Girl (Certain Regard) nel passaparola festivalieri è subito l’it film da non perdere, opera prima di un regista fiammingo, Lukas Dhont, che dopo alcuni fortunati cortometraggi, Corps perdu (2012), L’infini (2014), passa alla Cinéfondation di Cannes, con una residenza nel corso della quale sviluppa il soggetto del lungometraggio insieme allo sceneggiatore Angelo Tjssens. La storia è quella di Lara, quindicenne alle prese con la durezza dell’adolescenza, il corpo che cambia, gli occhi che scovano feroci ogni difetto, la voglia di piacere, di essere accettati, di fare parte di qualcosa, di innamorarsi. Ma per lei, che è nata al mondo Victor, le asprezze «letterarie» dell’età sono più crude. Che fare di quel sesso tra le gambe che odia, che ha sempre odiato, che le altre ragazze vogliono vedere con la perfidia che solo quegli anni riescono a palesare… Lara è una danzatrice,vorrebbe piroettare lieve ma il corpo, anche lì non le risponde. Le punte di gesso le massacrano i piedi, ogni passo è sangue e unghie peste, gli ormoni la devastano, le tette nemmeno spuntano, l’operazione che la renderebbe una «vera» ragazza è sempre più lontana… A questa disperazione non serve a nulla la cura dell’amorevole padre o la tenerezza del fratellino, solo una cosa può finalmente renderla una «vera» ragazza e lei è disposta a rischiare tutto…

C’è una furia in questo personaggio reso con grande bravura dalla giovane interprete Victor Polster, quel tutto&subito assoluto dell’età che la sua condizione rende più violento e esigente. E questa determinazione sembra orientare anche il regista nel suo racconto costruita per arrivare dove arriva senza possibilità di detour, che lascia fuori campo ambiguità e sfumature.

La famiglia di Lara è tutta maschile – tre figli maschi sospira un’amica del padre e un quarto in arrivo – le compagne di corso a danza sono jene (è così in ogni scuola di danza ma il «genere» non c’entra, vale piuttosto la competizione che ti mettono in testa), tutto quanto capita potrebbe non essere troppo diverso dall’esperienza di un adolescente alle prese con una sessualità ambigua, confusa, fluttuante, se non fosse che per tutti – padre, medici, insegnanti – quel sesso è la discriminante. E ovviamente anche per la povera ragazza, costretta a chiudere il proprio corpo in regole ferree invece di essere sostenuta e aiutata per scoprirne le potenzialità (non a caso balletto e non danza moderna) e una possibile diversa consapevolezza facendo coincidere «femminilità» con libertà dal pene. Le cose magari sono un po’ più complicate di così.

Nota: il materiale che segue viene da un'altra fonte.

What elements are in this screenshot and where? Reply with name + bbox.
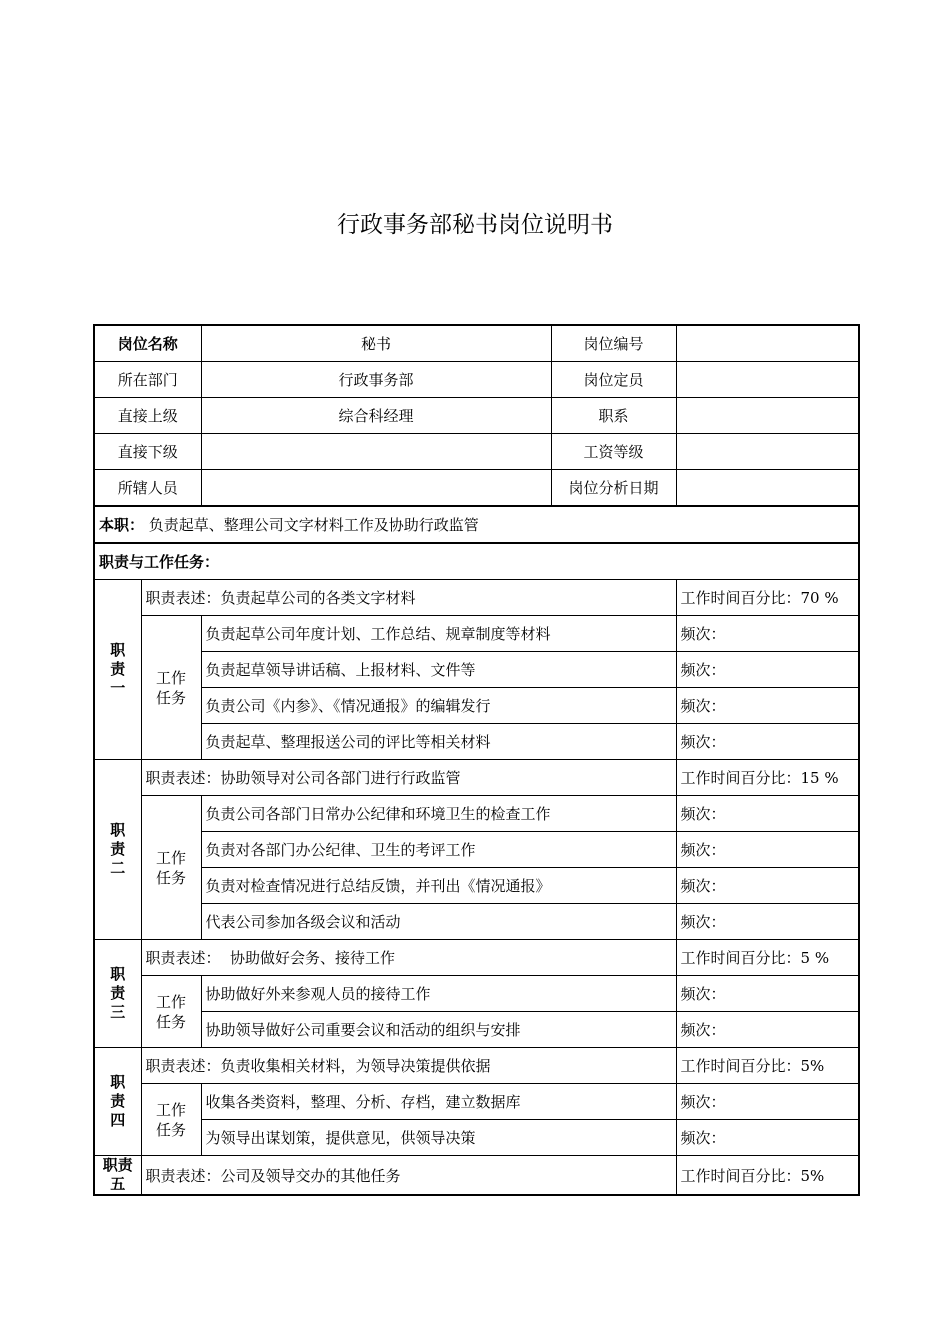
task-text: 代表公司参加各级会议和活动 — [201, 904, 676, 940]
duties-header: 职责与工作任务： — [94, 543, 859, 580]
info-value — [676, 470, 859, 507]
task-row — [94, 616, 859, 652]
task-row — [94, 904, 859, 940]
info-row — [94, 362, 859, 398]
task-row — [94, 1012, 859, 1048]
duty-time-percent: 工作时间百分比：5% — [676, 1048, 859, 1084]
task-row — [94, 868, 859, 904]
duty-desc-row — [94, 1156, 859, 1196]
task-text: 为领导出谋划策，提供意见，供领导决策 — [201, 1120, 676, 1156]
job-description-table — [93, 324, 860, 1196]
duty-time-percent: 工作时间百分比：5% — [676, 1156, 859, 1196]
benzhi-cell — [94, 506, 859, 543]
duties-header-row — [94, 543, 859, 580]
info-label: 直接上级 — [94, 398, 201, 434]
info-label: 岗位名称 — [94, 325, 201, 362]
task-text: 协助领导做好公司重要会议和活动的组织与安排 — [201, 1012, 676, 1048]
page-title: 行政事务部秘书岗位说明书 — [337, 212, 613, 238]
task-frequency: 频次： — [676, 724, 859, 760]
task-label: 工作 任务 — [141, 1084, 201, 1156]
task-row — [94, 724, 859, 760]
info-row — [94, 398, 859, 434]
task-frequency: 频次： — [676, 1012, 859, 1048]
task-text: 负责起草领导讲话稿、上报材料、文件等 — [201, 652, 676, 688]
duty-desc-row — [94, 760, 859, 796]
info-value: 秘书 — [201, 325, 551, 362]
duty-description: 职责表述： 协助做好会务、接待工作 — [141, 940, 676, 976]
task-label: 工作 任务 — [141, 976, 201, 1048]
task-frequency: 频次： — [676, 796, 859, 832]
task-label: 工作 任务 — [141, 796, 201, 940]
task-frequency: 频次： — [676, 904, 859, 940]
info-label: 工资等级 — [551, 434, 676, 470]
task-text: 负责起草、整理报送公司的评比等相关材料 — [201, 724, 676, 760]
task-frequency: 频次： — [676, 1084, 859, 1120]
info-value — [201, 434, 551, 470]
duty-label: 职 责 一 — [94, 580, 141, 760]
info-value — [676, 398, 859, 434]
duty-description: 职责表述：协助领导对公司各部门进行行政监管 — [141, 760, 676, 796]
info-label: 职系 — [551, 398, 676, 434]
benzhi-row — [94, 506, 859, 543]
task-label: 工作 任务 — [141, 616, 201, 760]
duty-time-percent: 工作时间百分比：70 % — [676, 580, 859, 616]
info-label: 所在部门 — [94, 362, 201, 398]
info-label: 岗位定员 — [551, 362, 676, 398]
benzhi-label: 本职： — [99, 516, 145, 534]
info-label: 所辖人员 — [94, 470, 201, 507]
duty-time-percent: 工作时间百分比：5 % — [676, 940, 859, 976]
task-frequency: 频次： — [676, 652, 859, 688]
benzhi-text: 负责起草、整理公司文字材料工作及协助行政监管 — [148, 516, 479, 534]
duty-desc-row — [94, 1048, 859, 1084]
info-row — [94, 325, 859, 362]
info-value — [676, 325, 859, 362]
task-text: 负责对检查情况进行总结反馈，并刊出《情况通报》 — [201, 868, 676, 904]
task-row — [94, 796, 859, 832]
info-label: 岗位编号 — [551, 325, 676, 362]
duty-description: 职责表述：负责起草公司的各类文字材料 — [141, 580, 676, 616]
task-text: 收集各类资料，整理、分析、存档，建立数据库 — [201, 1084, 676, 1120]
task-row — [94, 1084, 859, 1120]
task-row — [94, 832, 859, 868]
task-row — [94, 976, 859, 1012]
task-frequency: 频次： — [676, 616, 859, 652]
duty-label: 职 责 三 — [94, 940, 141, 1048]
info-row — [94, 470, 859, 507]
duty-label: 职 责 二 — [94, 760, 141, 940]
info-value: 综合科经理 — [201, 398, 551, 434]
duty-desc-row — [94, 940, 859, 976]
task-text: 协助做好外来参观人员的接待工作 — [201, 976, 676, 1012]
info-value — [676, 434, 859, 470]
duty-label: 职责 五 — [94, 1156, 141, 1196]
info-value — [201, 470, 551, 507]
duty-desc-row — [94, 580, 859, 616]
task-frequency: 频次： — [676, 688, 859, 724]
task-frequency: 频次： — [676, 832, 859, 868]
info-label: 岗位分析日期 — [551, 470, 676, 507]
info-value — [676, 362, 859, 398]
task-frequency: 频次： — [676, 976, 859, 1012]
duty-time-percent: 工作时间百分比：15 % — [676, 760, 859, 796]
task-text: 负责公司各部门日常办公纪律和环境卫生的检查工作 — [201, 796, 676, 832]
info-row — [94, 434, 859, 470]
info-value: 行政事务部 — [201, 362, 551, 398]
duty-description: 职责表述：公司及领导交办的其他任务 — [141, 1156, 676, 1196]
info-label: 直接下级 — [94, 434, 201, 470]
task-frequency: 频次： — [676, 1120, 859, 1156]
task-text: 负责对各部门办公纪律、卫生的考评工作 — [201, 832, 676, 868]
duty-label: 职 责 四 — [94, 1048, 141, 1156]
task-text: 负责起草公司年度计划、工作总结、规章制度等材料 — [201, 616, 676, 652]
task-row — [94, 652, 859, 688]
task-row — [94, 1120, 859, 1156]
task-row — [94, 688, 859, 724]
task-frequency: 频次： — [676, 868, 859, 904]
task-text: 负责公司《内参》、《情况通报》的编辑发行 — [201, 688, 676, 724]
duty-description: 职责表述：负责收集相关材料，为领导决策提供依据 — [141, 1048, 676, 1084]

Più eccentrico nei suoi passaggi di «gender» Diamantino – Semaine de la Critique – di Gabriel Abrantes e Daniel Schmidt, anche loro cresciuti nel cortometraggio, nomi di punta del cinema internazionale di tendenza, il primo portoghese, il secondo americano. Il «Diamantino» del titolo è un calciatore star portoghese che somiglia a Cristiano Ronaldo, pallone d’oro e miliardario, ragazzo dal cuore pieno di compassione ma idiota totale, tiranneggiato da due terribili e avidissime sorelle che dirottano tutti i suoi soldi su conti off shore. Quando all’improvviso perde il suo talento in una tragica finale di Coppa del Mondo in cui sbaglia il classico calcio di rigore, scopre i problemi del presente, il colonialismo, l’impegno umanitario decidendo di adottare in ragazzino africano.

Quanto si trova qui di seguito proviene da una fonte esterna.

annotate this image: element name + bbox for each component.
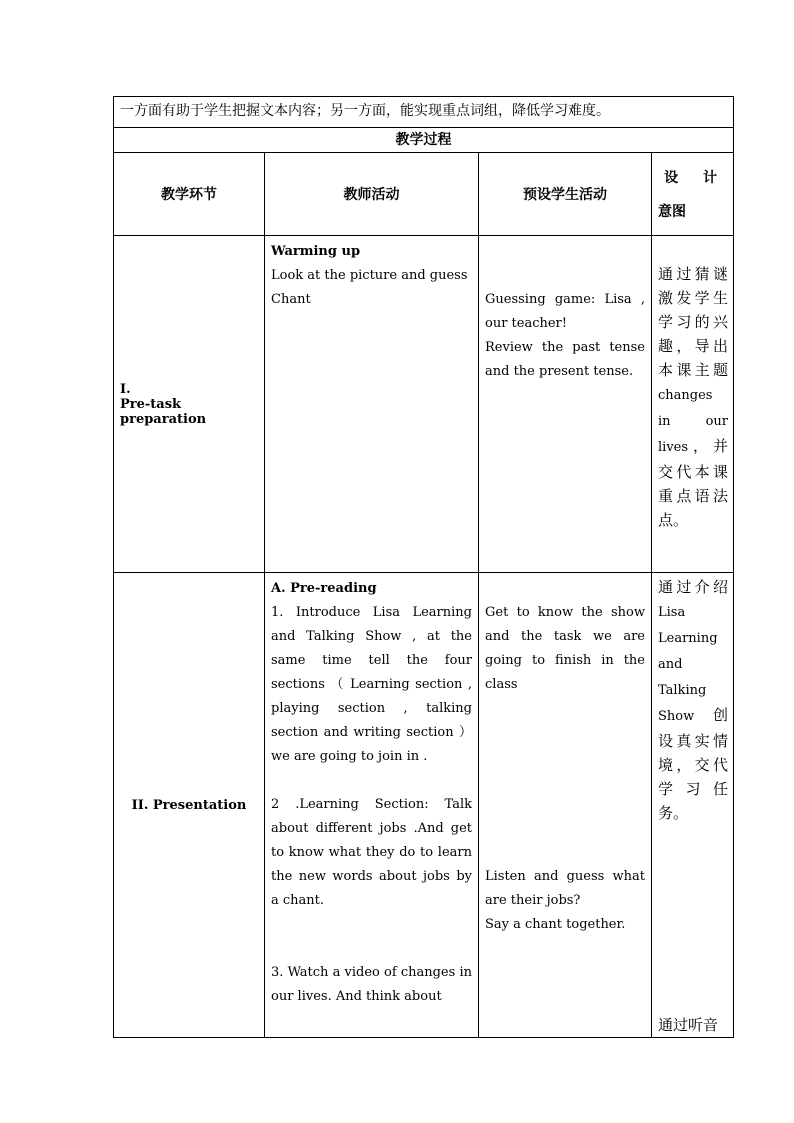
header-design-line2: 意图 [658, 204, 686, 220]
intro-text: 一方面有助于学生把握文本内容；另一方面，能实现重点词组，降低学习难度。 [114, 97, 734, 128]
table-row [114, 236, 734, 573]
student-line: Get to know the show and the task we are going to finish in the class [485, 605, 645, 692]
student-activity-cell [479, 236, 652, 573]
teacher-title: A. Pre-reading [271, 581, 377, 596]
stage-cell [114, 236, 265, 573]
student-line: Listen and guess what are their jobs? [485, 869, 645, 908]
design-text-en: changes in our lives [658, 388, 728, 455]
teacher-paragraph: 2 .Learning Section: Talk about different jobs .And get to know what they do to learn the new words about jobs by a chant. [271, 797, 472, 908]
teacher-activity-cell [265, 236, 479, 573]
lesson-plan-table [113, 96, 734, 1038]
header-design-line1: 设 计 [664, 170, 727, 186]
header-stage: 教学环节 [114, 153, 265, 236]
teacher-line: Chant [271, 292, 311, 307]
student-line: Say a chant together. [485, 917, 626, 932]
stage-line: I. [120, 381, 131, 397]
student-line: Review the past tense and the present tense. [485, 340, 645, 379]
design-intent-cell [652, 573, 734, 1038]
design-intent-cell [652, 236, 734, 573]
stage-line: Pre-task [120, 396, 182, 412]
header-design-intent [652, 153, 734, 236]
teacher-title: Warming up [271, 244, 361, 259]
design-text: 通过猜谜激发学生学习的兴趣，导出本课主题 [658, 265, 728, 379]
design-text: 通过听音 [658, 1016, 719, 1034]
design-text-en: Lisa Learning and Talking Show [658, 605, 718, 724]
teacher-line: Look at the picture and guess [271, 268, 468, 283]
section-title: 教学过程 [114, 128, 734, 153]
design-text: ，并交代本课重点语法点。 [658, 437, 728, 529]
header-teacher-activity: 教师活动 [265, 153, 479, 236]
header-student-activity: 预设学生活动 [479, 153, 652, 236]
stage-line: preparation [120, 411, 207, 427]
design-text: 通过介绍 [658, 578, 728, 596]
student-line: Guessing game: Lisa , our teacher! [485, 292, 645, 331]
teacher-activity-cell [265, 573, 479, 1038]
student-activity-cell [479, 573, 652, 1038]
table-row [114, 573, 734, 1038]
teacher-paragraph: 3. Watch a video of changes in our lives. And think about [271, 965, 472, 1004]
stage-cell: II. Presentation [114, 573, 265, 1038]
teacher-paragraph: 1. Introduce Lisa Learning and Talking Show , at the same time tell the four sections （ Learning section , playing section , talking section and writing section ） we are going to join in . [271, 605, 472, 764]
design-text: 创设真实情境，交代学习任务。 [658, 706, 728, 822]
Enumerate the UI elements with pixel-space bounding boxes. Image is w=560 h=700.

Tra la fiaba e l’exploitation pop la coppia dei registi «gioca» letteralmente coi generi, sessuali e cinematografici mettendo tutto insieme, i grandi temi della nostra epoca, politica, nazionalismi, migranti, neoliberismo, il fantasy dei vecchi b-movie con gli scienziati pazzi, le storie d’amore e di spionaggio. È molto, anche troppo ma la libertà divertita che Abrantes e Schmidt si prendono (non prendendosi sul serio) rispetto alle ambizioni del loro progetto è già un bel segno.